Communicating data insights
Another skill set paramount to a data scientist’s success are communication skills. As a data scientist, you must have sharp oral and written communication skills. If a data scientist can’t communicate, all the knowledge and insight in the world will do nothing for your organization.
Data scientists need to be able to explain data insights in a way that staff members can understand. Not only that, they need to be able to produce clear and meaningful data visualizations and written narratives. Most of the time, people need to see something for themselves in order to understand. Data scientists must be creative and pragmatic in their means and methods of communication.
You’ll have to use your substantive expertise to defend any predictive models you build and the decision making that will have to come after your research into the data.
Here’s a list of 31 free data visualization tools you can experiment with. This blog post describes how to become a data scientist in a bit more depth. Finally, if you want some more reading material, check out this list of data science blogs.
That’s the scoop on data science. I hope this post gave you a clear explanation of what data science exactly is.
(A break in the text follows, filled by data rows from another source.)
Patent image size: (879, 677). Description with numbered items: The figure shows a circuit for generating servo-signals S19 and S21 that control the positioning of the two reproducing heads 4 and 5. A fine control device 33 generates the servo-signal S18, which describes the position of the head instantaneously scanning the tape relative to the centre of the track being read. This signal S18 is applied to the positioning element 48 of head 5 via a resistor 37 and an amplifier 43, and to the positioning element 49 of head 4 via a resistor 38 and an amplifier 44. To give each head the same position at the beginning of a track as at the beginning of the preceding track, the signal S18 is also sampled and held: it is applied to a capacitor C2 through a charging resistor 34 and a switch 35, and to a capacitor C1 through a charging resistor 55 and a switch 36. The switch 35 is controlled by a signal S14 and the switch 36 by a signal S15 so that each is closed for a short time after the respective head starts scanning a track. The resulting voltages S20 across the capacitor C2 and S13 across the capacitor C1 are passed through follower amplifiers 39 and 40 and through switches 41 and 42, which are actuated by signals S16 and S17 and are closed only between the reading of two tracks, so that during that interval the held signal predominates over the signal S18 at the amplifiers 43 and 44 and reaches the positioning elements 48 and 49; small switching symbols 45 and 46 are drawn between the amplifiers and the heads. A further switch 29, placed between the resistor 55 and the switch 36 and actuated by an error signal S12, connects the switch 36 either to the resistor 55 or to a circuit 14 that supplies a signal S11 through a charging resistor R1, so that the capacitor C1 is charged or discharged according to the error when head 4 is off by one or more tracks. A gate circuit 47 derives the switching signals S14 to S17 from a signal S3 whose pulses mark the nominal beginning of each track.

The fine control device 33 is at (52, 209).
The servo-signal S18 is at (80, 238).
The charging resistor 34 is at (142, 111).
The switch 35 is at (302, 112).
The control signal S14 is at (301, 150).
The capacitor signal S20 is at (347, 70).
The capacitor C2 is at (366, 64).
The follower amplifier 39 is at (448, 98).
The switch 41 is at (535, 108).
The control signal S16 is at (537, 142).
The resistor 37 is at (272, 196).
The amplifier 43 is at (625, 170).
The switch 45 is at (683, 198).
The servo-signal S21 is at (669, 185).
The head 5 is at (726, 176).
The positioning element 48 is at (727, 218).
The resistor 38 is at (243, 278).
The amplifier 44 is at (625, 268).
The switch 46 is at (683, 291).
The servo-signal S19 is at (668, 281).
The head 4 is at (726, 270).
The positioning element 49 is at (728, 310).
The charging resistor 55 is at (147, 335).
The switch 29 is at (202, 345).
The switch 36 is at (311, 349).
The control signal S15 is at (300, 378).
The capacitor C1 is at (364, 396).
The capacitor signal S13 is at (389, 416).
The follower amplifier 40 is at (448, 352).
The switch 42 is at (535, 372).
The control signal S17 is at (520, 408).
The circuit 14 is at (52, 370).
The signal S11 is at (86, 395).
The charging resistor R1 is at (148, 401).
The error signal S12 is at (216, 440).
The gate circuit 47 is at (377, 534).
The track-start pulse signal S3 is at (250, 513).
The future belongs to the companies who figure out how to collect and use data successfully. Google, Amazon, Facebook, Netflix ,and LinkedIn have all tapped their data and made that the core of their success. They were the vanguard, but now even small businesses are following their path. Whether it’s mining social media data, recommending products based on a user’s purchase history or studying the URLs that people pass to others, the next generation of successful businesses will be built around data.There has never been a better time to understand the answer to the question of “what is data science?”.
The ability to take data — to be able to understand it, to process it, to extract value from it, to visualize it, to communicate it — that’s going to be a hugely important skill in the next decades.
Data science is indeed, one of the most important things to understand in the coming years.